I am watching the BBC and reading Twitter
licking between #LondonRiot and my friends.
Sometimes you can be proud of your friends.
I remember when Bianca came to stay
and we got tickets to watch The Night
James Brown Saved Boston in the QEH.
People are getting hurt. Television isn’t going
to save us. But it’s okay now, some of my friends
are linking to videos of kittens which must mean
everyone is fine. This is London. It is on fire.
I go to bed while it is burning. I wake up
and parts of it are still burning.
from Flying into the Bear (Happenstance, 2013)
It is good to see a young poet tackling a topic of such heavyweight, political interest as the London riots. In its slightly offhand diction and demotic-heavy reporting of the caged minute, it appears to be doing nothing of the kind. I also like this in a poem.
‘I am not going to roll up my sleeves and get my hands dirty’, the poem wants to tell us, and then proceeds to do exactly that.
Look at that first sentence. ‘Tottenham is on fire and I work in an arts centre/ where the sky is blue and I can hear birdsong/ from a sound installation of birds/ cooing outside my office window’ (my italics). Look how long it runs, all made possible by the choice of that ‘and’ in the first line. Thus the facts of Tottenham being on fire and the speaker working in an arts centre are put on an equal footing right from the off, presented without commentary, the two ‘spaces’ of riot and art juxtaposed, if not merged completely.
This reminds me of what Seamus Heaney talked about in the opening essay of The Government of the Tongue, ‘The Interesting Case of Nero, Chekhov’s Cognac and a Knocker’, where he highlighted of the conflict between ‘song and suffering’. His context of course was the Troubles in Belfast, telling the story of the pressure he and his friend the singer David Hammond felt not to make a recording of music and poetry on a night when bombs were going off mere streets away. The context, tone and idiom could not be more different, but I have no doubt Chrissy Williams shares exactly the same awareness of that tension in her own material.
The arts centre is described with the prepositional ‘where’: ‘where I can hear birdsong and the sky is blue’. Things are upside down. The indoors has become the outdoors, the world outside brought inescapably to the interior. We may not be safe. Later the poem will tell us ‘it’s okay now’, but really we knew this already, because of the ‘birdsong/ from a sound installation of birds/ cooing’. Which is more ‘real’, the sound-installation birds cooing outside the office window or the tweets about ‘people smashing up a bus’? The poem seems to argue that they are as significant as each other: videos of kittens are as much a signifier of ‘normality’ as ‘furiously’ using Facebook to post opinion about events hundreds of miles away.

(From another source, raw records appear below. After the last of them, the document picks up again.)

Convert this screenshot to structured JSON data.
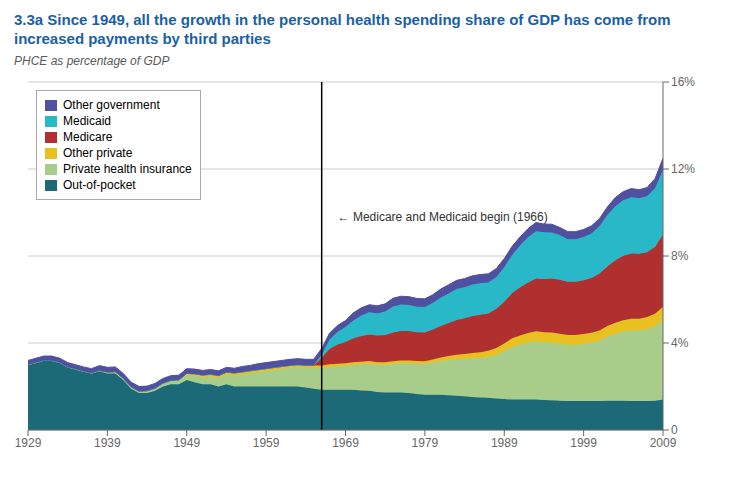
{
  "chart_data": {
    "type": "area",
    "stacked": true,
    "title": "3.3a Since 1949, all the growth in the personal health spending share of GDP has come from increased payments by third parties",
    "y_label": "PHCE as percentage of GDP",
    "annotations": [
      {
        "text": "← Medicare and Medicaid begin (1966)",
        "x": 1968,
        "y": 9.8
      }
    ],
    "vlines": [
      1966
    ],
    "xlim": [
      1929,
      2009
    ],
    "xticks": [
      1929,
      1939,
      1949,
      1959,
      1969,
      1979,
      1989,
      1999,
      2009
    ],
    "ylim": [
      0,
      16
    ],
    "yticks": [
      0,
      {
        "value": 4,
        "label": "4%"
      },
      {
        "value": 8,
        "label": "8%"
      },
      {
        "value": 12,
        "label": "12%"
      },
      {
        "value": 16,
        "label": "16%"
      }
    ],
    "grid": true,
    "legend": "upper left",
    "x": [
      1929,
      1930,
      1931,
      1932,
      1933,
      1934,
      1935,
      1936,
      1937,
      1938,
      1939,
      1940,
      1941,
      1942,
      1943,
      1944,
      1945,
      1946,
      1947,
      1948,
      1949,
      1950,
      1951,
      1952,
      1953,
      1954,
      1955,
      1956,
      1957,
      1958,
      1959,
      1960,
      1961,
      1962,
      1963,
      1964,
      1965,
      1966,
      1967,
      1968,
      1969,
      1970,
      1971,
      1972,
      1973,
      1974,
      1975,
      1976,
      1977,
      1978,
      1979,
      1980,
      1981,
      1982,
      1983,
      1984,
      1985,
      1986,
      1987,
      1988,
      1989,
      1990,
      1991,
      1992,
      1993,
      1994,
      1995,
      1996,
      1997,
      1998,
      1999,
      2000,
      2001,
      2002,
      2003,
      2004,
      2005,
      2006,
      2007,
      2008,
      2009
    ],
    "series": [
      {
        "name": "Out-of-pocket",
        "color": "#1c6978",
        "values": [
          3.0,
          3.1,
          3.2,
          3.2,
          3.1,
          2.9,
          2.8,
          2.7,
          2.6,
          2.7,
          2.6,
          2.6,
          2.3,
          1.9,
          1.7,
          1.7,
          1.8,
          2.0,
          2.1,
          2.1,
          2.3,
          2.2,
          2.1,
          2.1,
          2.0,
          2.1,
          2.0,
          2.0,
          2.0,
          2.0,
          2.0,
          2.0,
          2.0,
          2.0,
          2.0,
          1.95,
          1.9,
          1.85,
          1.85,
          1.85,
          1.85,
          1.85,
          1.82,
          1.8,
          1.75,
          1.72,
          1.72,
          1.72,
          1.7,
          1.65,
          1.62,
          1.62,
          1.62,
          1.6,
          1.58,
          1.55,
          1.52,
          1.5,
          1.48,
          1.45,
          1.42,
          1.4,
          1.4,
          1.4,
          1.4,
          1.38,
          1.37,
          1.35,
          1.33,
          1.33,
          1.33,
          1.33,
          1.33,
          1.35,
          1.35,
          1.35,
          1.33,
          1.33,
          1.33,
          1.35,
          1.4
        ]
      },
      {
        "name": "Private health insurance",
        "color": "#a8cc8a",
        "values": [
          0.0,
          0.0,
          0.0,
          0.0,
          0.0,
          0.0,
          0.0,
          0.0,
          0.02,
          0.04,
          0.06,
          0.08,
          0.08,
          0.08,
          0.08,
          0.1,
          0.12,
          0.15,
          0.18,
          0.2,
          0.22,
          0.28,
          0.32,
          0.36,
          0.4,
          0.44,
          0.5,
          0.55,
          0.6,
          0.65,
          0.7,
          0.75,
          0.8,
          0.85,
          0.88,
          0.9,
          0.95,
          1.0,
          1.05,
          1.08,
          1.1,
          1.15,
          1.2,
          1.25,
          1.25,
          1.28,
          1.32,
          1.36,
          1.38,
          1.4,
          1.42,
          1.48,
          1.55,
          1.62,
          1.68,
          1.72,
          1.78,
          1.82,
          1.88,
          2.0,
          2.2,
          2.42,
          2.52,
          2.62,
          2.68,
          2.65,
          2.65,
          2.62,
          2.58,
          2.58,
          2.62,
          2.68,
          2.78,
          2.95,
          3.08,
          3.18,
          3.25,
          3.25,
          3.3,
          3.42,
          3.65
        ]
      },
      {
        "name": "Other private",
        "color": "#e8c020",
        "values": [
          0.0,
          0.0,
          0.0,
          0.0,
          0.0,
          0.0,
          0.0,
          0.0,
          0.0,
          0.0,
          0.0,
          0.0,
          0.0,
          0.0,
          0.0,
          0.0,
          0.0,
          0.0,
          0.0,
          0.0,
          0.08,
          0.1,
          0.1,
          0.1,
          0.1,
          0.12,
          0.12,
          0.12,
          0.12,
          0.12,
          0.12,
          0.12,
          0.12,
          0.12,
          0.12,
          0.12,
          0.12,
          0.12,
          0.12,
          0.12,
          0.12,
          0.12,
          0.12,
          0.12,
          0.12,
          0.12,
          0.12,
          0.12,
          0.12,
          0.12,
          0.12,
          0.14,
          0.16,
          0.18,
          0.2,
          0.22,
          0.24,
          0.26,
          0.28,
          0.32,
          0.36,
          0.4,
          0.42,
          0.44,
          0.46,
          0.46,
          0.46,
          0.46,
          0.46,
          0.46,
          0.46,
          0.46,
          0.46,
          0.48,
          0.5,
          0.52,
          0.54,
          0.54,
          0.56,
          0.58,
          0.62
        ]
      },
      {
        "name": "Medicare",
        "color": "#b03030",
        "values": [
          0.0,
          0.0,
          0.0,
          0.0,
          0.0,
          0.0,
          0.0,
          0.0,
          0.0,
          0.0,
          0.0,
          0.0,
          0.0,
          0.0,
          0.0,
          0.0,
          0.0,
          0.0,
          0.0,
          0.0,
          0.0,
          0.0,
          0.0,
          0.0,
          0.0,
          0.0,
          0.0,
          0.0,
          0.0,
          0.0,
          0.0,
          0.0,
          0.0,
          0.0,
          0.0,
          0.0,
          0.0,
          0.35,
          0.72,
          0.88,
          0.98,
          1.1,
          1.18,
          1.22,
          1.22,
          1.25,
          1.32,
          1.35,
          1.35,
          1.32,
          1.32,
          1.38,
          1.45,
          1.52,
          1.6,
          1.65,
          1.7,
          1.72,
          1.72,
          1.8,
          1.92,
          2.08,
          2.22,
          2.32,
          2.42,
          2.45,
          2.48,
          2.48,
          2.45,
          2.45,
          2.48,
          2.52,
          2.62,
          2.75,
          2.88,
          2.96,
          3.0,
          2.98,
          2.98,
          3.08,
          3.32
        ]
      },
      {
        "name": "Medicaid",
        "color": "#28b8c8",
        "values": [
          0.0,
          0.0,
          0.0,
          0.0,
          0.0,
          0.0,
          0.0,
          0.0,
          0.0,
          0.0,
          0.0,
          0.0,
          0.0,
          0.0,
          0.0,
          0.0,
          0.0,
          0.0,
          0.0,
          0.0,
          0.0,
          0.0,
          0.0,
          0.0,
          0.0,
          0.0,
          0.0,
          0.0,
          0.0,
          0.0,
          0.0,
          0.0,
          0.0,
          0.0,
          0.0,
          0.0,
          0.0,
          0.15,
          0.42,
          0.58,
          0.68,
          0.82,
          0.95,
          1.02,
          1.02,
          1.08,
          1.2,
          1.22,
          1.2,
          1.18,
          1.17,
          1.22,
          1.3,
          1.36,
          1.42,
          1.42,
          1.45,
          1.45,
          1.42,
          1.45,
          1.58,
          1.75,
          1.92,
          2.08,
          2.18,
          2.15,
          2.12,
          2.05,
          1.95,
          1.95,
          1.98,
          2.05,
          2.18,
          2.35,
          2.48,
          2.55,
          2.58,
          2.55,
          2.58,
          2.68,
          2.98
        ]
      },
      {
        "name": "Other government",
        "color": "#5050a0",
        "values": [
          0.2,
          0.2,
          0.2,
          0.2,
          0.2,
          0.2,
          0.2,
          0.2,
          0.2,
          0.22,
          0.22,
          0.22,
          0.22,
          0.22,
          0.22,
          0.22,
          0.22,
          0.22,
          0.22,
          0.22,
          0.22,
          0.22,
          0.22,
          0.22,
          0.22,
          0.22,
          0.22,
          0.25,
          0.25,
          0.28,
          0.28,
          0.28,
          0.28,
          0.28,
          0.28,
          0.28,
          0.28,
          0.28,
          0.3,
          0.3,
          0.3,
          0.35,
          0.35,
          0.35,
          0.35,
          0.35,
          0.38,
          0.38,
          0.38,
          0.38,
          0.38,
          0.38,
          0.4,
          0.4,
          0.4,
          0.4,
          0.4,
          0.4,
          0.4,
          0.4,
          0.4,
          0.4,
          0.4,
          0.4,
          0.4,
          0.38,
          0.38,
          0.35,
          0.35,
          0.35,
          0.35,
          0.35,
          0.35,
          0.38,
          0.4,
          0.4,
          0.4,
          0.4,
          0.4,
          0.45,
          0.52
        ]
      }
    ]
  }
}
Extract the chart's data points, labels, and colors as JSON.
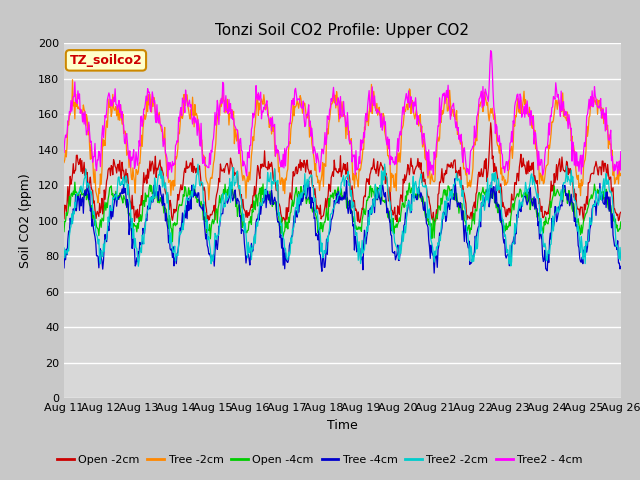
{
  "title": "Tonzi Soil CO2 Profile: Upper CO2",
  "ylabel": "Soil CO2 (ppm)",
  "xlabel": "Time",
  "ylim": [
    0,
    200
  ],
  "yticks": [
    0,
    20,
    40,
    60,
    80,
    100,
    120,
    140,
    160,
    180,
    200
  ],
  "x_labels": [
    "Aug 11",
    "Aug 12",
    "Aug 13",
    "Aug 14",
    "Aug 15",
    "Aug 16",
    "Aug 17",
    "Aug 18",
    "Aug 19",
    "Aug 20",
    "Aug 21",
    "Aug 22",
    "Aug 23",
    "Aug 24",
    "Aug 25",
    "Aug 26"
  ],
  "series": [
    {
      "label": "Open -2cm",
      "color": "#cc0000"
    },
    {
      "label": "Tree -2cm",
      "color": "#ff8800"
    },
    {
      "label": "Open -4cm",
      "color": "#00cc00"
    },
    {
      "label": "Tree -4cm",
      "color": "#0000cc"
    },
    {
      "label": "Tree2 -2cm",
      "color": "#00cccc"
    },
    {
      "label": "Tree2 - 4cm",
      "color": "#ff00ff"
    }
  ],
  "legend_label": "TZ_soilco2",
  "legend_text_color": "#cc0000",
  "legend_box_facecolor": "#ffffcc",
  "legend_box_edgecolor": "#cc8800",
  "fig_facecolor": "#c8c8c8",
  "plot_facecolor": "#d8d8d8",
  "grid_color": "#ffffff",
  "title_fontsize": 11,
  "axis_fontsize": 9,
  "tick_fontsize": 8
}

‘Playfulness’ is an overused word to describe poems which have such sudden shifts of tone, place and idea, and where seriousness runs the risk of masking itself with references to Facebook (as a verb) and Twitter. But in this poem, and for this poet, it really is what she is up to. At its heart the poem is not so much about burning houses and cars, but the way we look at culture, from cooing birdsong installations, to James Brown concerts, to using the right hashtag so that your looking can be looked at by others. It is not enough to look any more, it is what your looking looks like and who it is seen by.
This is what makes the reference to James Brown so poignant. The notes at the back of Flying Into The Bear tell us that the singer was responsible for halting the Boston riots of 1968 with a single gig. But in the poem this is presented as memory of travel to a place of high culture to observe a performance of popular culture that in memory has become loaded with political significance : ‘I remember when Bianca came to stay/ and we got tickets to watch The Night/ James Brown Saved Boston in the QEH.’
In its refusal to make judgements (look at the deliciously neutral ‘Sometimes you can be proud of your friends’) and overt lack of trust in a single narrative to describe an event of real, not poetic, suffering, the poem can properly be called postmodern.
I think Chrissy Williams is the future.
With thanks to Chrissy Williams
Anthony – a wonderful poem and a terrific lesson you have appended to it. If you are right, and I hope you are, that Chrissy Williams is the future, we have much to look forward to.